Carlos Meléndez,Persiana Americana
Políticos, asesores, opinólogos y académicos se obsesionan con conocer cómo se comporta el electorado. El problema surge cuando los diagnósticos cambian según el gusto del cliente. Si coinciden con los intereses de los calificadores, estamos ante la “sabiduría popular”; si reflejan sus antípodas, ante el “electarado” o “corruptarado”. El uso antojadizo de estos términos refleja ignorancia sobre las razones que influyen en el voto. Sobre todo, cuando no hay constatación empírica sistemática que sostenga la calificación.

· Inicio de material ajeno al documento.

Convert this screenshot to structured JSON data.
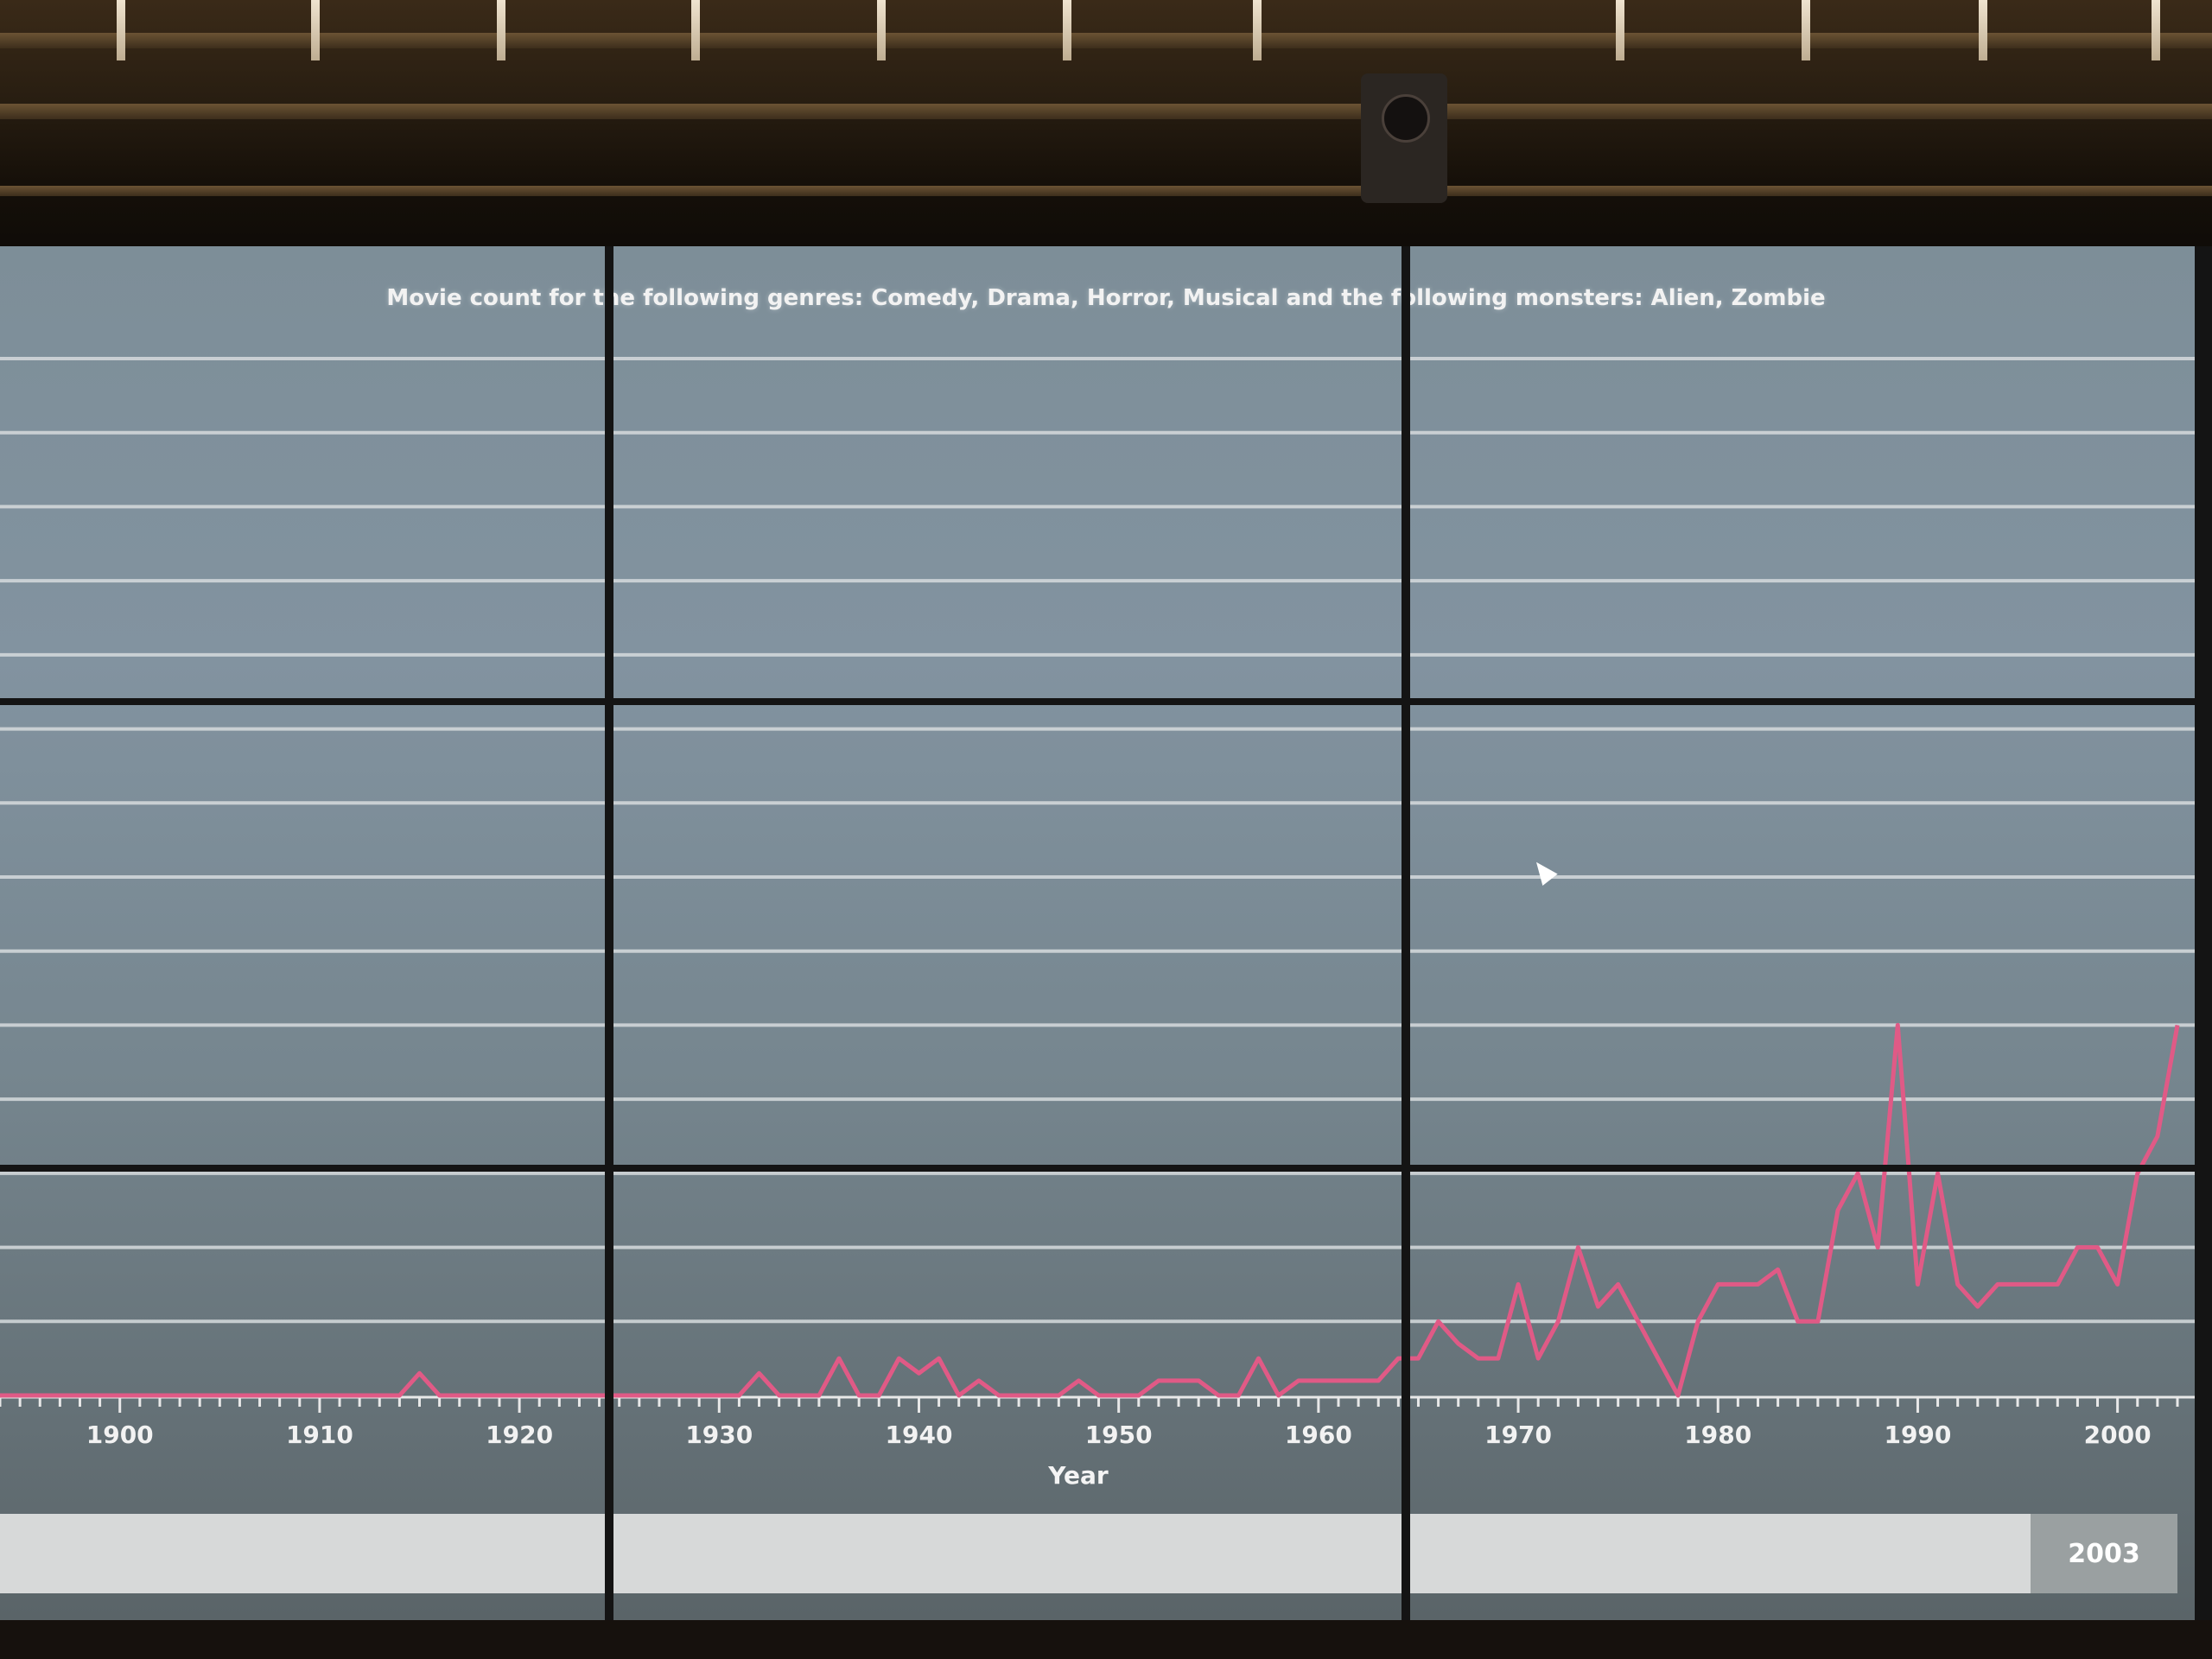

Sea el voto voluntario u obligatorio, la elección de determinado candidato persigue un beneficio que puede ser inmediato (clientelismo), simbólico (adhesión a emociones) o público (programático). La decisión electoral es la combinación de estas tres consideraciones, aunque casi siempre una de ellas prepondera, dependiendo de la oferta de candidaturas. Centrarse, exclusivamente, en una sola de dichas consideraciones (normalmente la programática) favorece la incomprensión de la elección de los votantes.
Por ejemplo, el elector limeño que prefiere a Castañeda privilegia el beneficio directo y concreto (como el elector de Waldo Ríos en Áncash, quien ofrece “500 soles no como regalo, sino como derecho”). Si no existen opciones pragmáticas (como Lima en el 2010), este mismo elector apuesta por una programática (lo que fue Villarán entonces). En zonas de conflictividad y tensiones con el poder central, la dimensión simbólica (léase la “dignidad regional”) pesa más. Esto último permite entender las preferencias por Santos en Cajamarca; Cerrón, en Junín; y Cuevas, en Moquegua. No es que el elector sea irracional, sino que no conocemos a cabalidad sus razones. Recordarlas nos salvaguarda de valoraciones parcializadas.